Este no es un blog: es una cajita de chocolates en una mesa huérfana. Tome cuantos quiera. Eso sí, deje algunos para el resto.

viernes, julio 02, 2004

El Monstruo

No creo que escriba este fin de semana así que mando con algo larguito.

El Monstruo

El grito se le había escapado de la garganta de modo tal que cuando le llegó el arrepentimiento fue demasiado tarde: la habitación estaba a oscuras y solo la luz tenue del pasillo recortaba la silueta informe de la mujer parada en el marco de la puerta.

-¿Gritaste?

-Mami –dijo el niño entre sollozos-, hay un monstruo.

-¿Dónde? –respondió entrando a la habitación.

-En la silla.

-Bien podría haberlo, ¿pero en la silla?

Al niño se le abrieron los ojos atentos.

-Es decir –continuó la madre-, tendría que ser relativamente pequeño.

-Pero... –interrumpió el niño dudoso mientras miraba el montículo de ropa desordenada sobre la silla.

-Aunque nunca se sabe. ¡A estos desgraciados se les ocurren unas cosas a veces!

-Creo que ha sido la ropa que se parece un poquito a un monstruo –explicó.
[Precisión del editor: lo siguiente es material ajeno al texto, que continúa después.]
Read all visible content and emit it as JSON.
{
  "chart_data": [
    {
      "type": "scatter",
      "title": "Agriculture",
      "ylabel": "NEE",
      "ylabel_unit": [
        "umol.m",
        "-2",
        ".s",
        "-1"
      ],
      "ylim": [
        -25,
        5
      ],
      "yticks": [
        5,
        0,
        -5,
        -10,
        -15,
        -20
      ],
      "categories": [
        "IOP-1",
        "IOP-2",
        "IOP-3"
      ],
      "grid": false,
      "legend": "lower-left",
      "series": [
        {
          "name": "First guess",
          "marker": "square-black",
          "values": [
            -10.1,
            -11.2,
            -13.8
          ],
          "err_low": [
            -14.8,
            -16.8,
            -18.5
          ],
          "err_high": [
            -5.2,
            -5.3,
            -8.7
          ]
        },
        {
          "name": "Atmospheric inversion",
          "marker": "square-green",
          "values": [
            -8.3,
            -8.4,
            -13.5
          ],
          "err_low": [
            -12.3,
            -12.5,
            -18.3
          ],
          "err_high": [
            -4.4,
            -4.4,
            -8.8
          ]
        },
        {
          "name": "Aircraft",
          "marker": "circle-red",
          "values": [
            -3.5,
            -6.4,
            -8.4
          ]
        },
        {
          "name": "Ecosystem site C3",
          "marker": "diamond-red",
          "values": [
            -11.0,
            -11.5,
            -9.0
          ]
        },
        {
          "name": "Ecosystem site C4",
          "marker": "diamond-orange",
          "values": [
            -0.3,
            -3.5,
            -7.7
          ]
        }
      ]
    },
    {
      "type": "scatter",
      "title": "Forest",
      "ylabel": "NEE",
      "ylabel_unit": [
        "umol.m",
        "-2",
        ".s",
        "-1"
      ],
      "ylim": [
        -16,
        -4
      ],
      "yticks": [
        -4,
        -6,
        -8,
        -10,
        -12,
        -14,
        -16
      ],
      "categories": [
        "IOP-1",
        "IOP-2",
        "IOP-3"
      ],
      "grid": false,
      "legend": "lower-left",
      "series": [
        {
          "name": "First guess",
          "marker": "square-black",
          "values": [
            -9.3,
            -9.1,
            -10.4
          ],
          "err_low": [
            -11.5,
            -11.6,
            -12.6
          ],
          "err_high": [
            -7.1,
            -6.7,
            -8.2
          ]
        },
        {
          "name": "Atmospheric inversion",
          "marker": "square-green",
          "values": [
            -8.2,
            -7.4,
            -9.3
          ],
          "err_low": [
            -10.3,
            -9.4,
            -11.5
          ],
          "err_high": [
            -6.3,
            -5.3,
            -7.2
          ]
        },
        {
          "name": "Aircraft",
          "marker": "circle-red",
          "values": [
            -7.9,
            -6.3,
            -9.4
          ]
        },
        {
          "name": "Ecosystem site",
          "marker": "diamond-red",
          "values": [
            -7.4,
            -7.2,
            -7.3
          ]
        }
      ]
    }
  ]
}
-¡A eso me refiero! No tendrían que ser pequeños. A veces toman la forma de las cosas mas cotidianas. Por ejemplo, el montículo de ropa. Veamos.

La madre se agachó sobre la cama y emplazó la cabeza curiosa donde antes había estado la del muchacho. Miro con atención. El niño perplejo mantenía el silencio.

-Sí, ahí esta: el cuello de la camisa, los tirantes, las medias. En definitiva es un monstruo. Y de la peor especie. Mira, tiene los ojos grandes e hinchados y la nariz de tamaño imposible; ¡ves la forma en que te mira y el cuerpo contrahecho! Cualquiera diría que te quiere comer.

-¡No digas eso!

-No es que yo lo diga. Si es cierto, poco tiene que ver el hecho de que lo diga con la verdad de las cosas. Pero mira como me siento encima. ¿Ves?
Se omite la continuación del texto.